The potential for Internet of Things (IoT) devices to drive business efficiency and value goes much further. Smart trackers monitor the progress of trucks and products; built-in sensors alert manufacturers to the need for maintenance before equipment fails; products can even be programmed to send personalised marketing messages to consumers.
The trade-off, however, is a proliferation in the number of potential data breach points in your business.
Cyber criminals can exploit everyday objects to sinister effect. Compromised `smart locks' can leave a home unsecure. Building management systems can be hacked and shut down.
On a wider basis, the impact of some attacks can ripple across the globe. The 2016 attack that brought down the Dyn domain name system, for example, was brought about by compromised household devices, such as baby monitors and digital video recorders.
The devices were attacked by the Mirai botnet, which infected them with malware forcing them to report to a central control server. This allowed them to be used in so-called DDos (Distributed Denial of Service) attacks - blocking access to popular sites including Twitter, Spotify and PayPal.1
In August 2017, this threat took on a new form. While Mirai wreaked havoc by exploiting weak passwords, the Reaper botnet takes this a stage further, using software hacking techniques to infect networks.2
The rise of the Internet of Things is unstoppable. Studies predict that 25bn connected devices will be online by 2021,3 soaring to 55bn by 2025.4 However, the rate of adoption has outstripped the ability to secure them.

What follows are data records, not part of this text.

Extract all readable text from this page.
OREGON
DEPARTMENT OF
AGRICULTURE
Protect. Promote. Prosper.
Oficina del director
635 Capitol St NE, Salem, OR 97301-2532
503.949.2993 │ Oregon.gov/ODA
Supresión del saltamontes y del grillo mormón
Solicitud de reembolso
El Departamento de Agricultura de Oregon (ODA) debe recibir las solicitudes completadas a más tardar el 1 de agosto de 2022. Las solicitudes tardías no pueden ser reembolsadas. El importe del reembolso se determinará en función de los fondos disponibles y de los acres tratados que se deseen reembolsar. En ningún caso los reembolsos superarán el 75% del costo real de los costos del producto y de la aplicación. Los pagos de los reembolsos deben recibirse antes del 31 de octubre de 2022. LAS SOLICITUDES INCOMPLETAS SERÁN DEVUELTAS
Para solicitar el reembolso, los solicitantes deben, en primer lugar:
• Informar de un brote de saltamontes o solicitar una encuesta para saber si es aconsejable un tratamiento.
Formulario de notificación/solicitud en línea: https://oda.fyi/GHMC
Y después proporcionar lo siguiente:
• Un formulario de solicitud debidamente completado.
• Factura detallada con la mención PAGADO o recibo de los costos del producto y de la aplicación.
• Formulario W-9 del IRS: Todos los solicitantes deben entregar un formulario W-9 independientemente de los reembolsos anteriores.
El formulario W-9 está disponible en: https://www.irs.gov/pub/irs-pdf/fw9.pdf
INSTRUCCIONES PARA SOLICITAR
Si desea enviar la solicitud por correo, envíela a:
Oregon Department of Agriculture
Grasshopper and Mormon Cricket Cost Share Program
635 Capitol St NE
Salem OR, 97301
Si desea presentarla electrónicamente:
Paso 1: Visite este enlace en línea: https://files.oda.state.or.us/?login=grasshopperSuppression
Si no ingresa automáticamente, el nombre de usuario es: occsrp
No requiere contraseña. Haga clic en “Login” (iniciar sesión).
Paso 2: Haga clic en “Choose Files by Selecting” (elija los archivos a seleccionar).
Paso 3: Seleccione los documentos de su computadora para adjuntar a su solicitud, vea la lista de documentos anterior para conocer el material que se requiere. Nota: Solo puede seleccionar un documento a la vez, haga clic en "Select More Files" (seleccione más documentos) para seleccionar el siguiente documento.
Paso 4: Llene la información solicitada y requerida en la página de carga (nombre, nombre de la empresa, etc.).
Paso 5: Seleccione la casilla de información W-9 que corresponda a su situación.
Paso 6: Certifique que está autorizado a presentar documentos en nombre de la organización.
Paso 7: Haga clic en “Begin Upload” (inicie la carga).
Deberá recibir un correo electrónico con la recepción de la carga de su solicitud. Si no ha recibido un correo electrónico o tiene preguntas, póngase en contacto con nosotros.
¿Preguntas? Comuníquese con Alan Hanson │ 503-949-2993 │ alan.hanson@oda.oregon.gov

Many devices sold lack even basic security. There is often no obvious way for a consumer or business to change default passwords.
The National Cyber Security Centre believes that it will ultimately be possible to mitigate the impact of insecure devices but warns: “The `botnet of things' will present a serious challenge to cyber security for a considerable time to come.”5
Recognising this threat, the government recently issued a draft code of practice for IoT manufacturers.6 It lays down several principles for new products, including unique passwords, updatable software and secure storage of sensitive product credentials.
While the government has not ruled out future legislation, the code is an advisory one. For now, the burden remains on IoT device users to ensure secure operation.
One rule of thumb is to treat all connected devices in the same way as PCs, in the sense that they require regular updates. This is likely to require a change of mindset: it's natural to assume that a heating control system, for example, will require no further thought once it is installed.
Device security presents a particular dilemma for smaller businesses that may lack in-house technical expertise. Professor Tim Watson, Director of the WMG Cyber Security Centre at the University of Warwick, says firms considering IoT devices should see security support as part of their investment.
“Buyers should weigh up the value of the device to their business against the potential risk, and get expert advice,” he says. “They should also continue to ask questions of the manufacturers and add to the economic pressure for security by design.”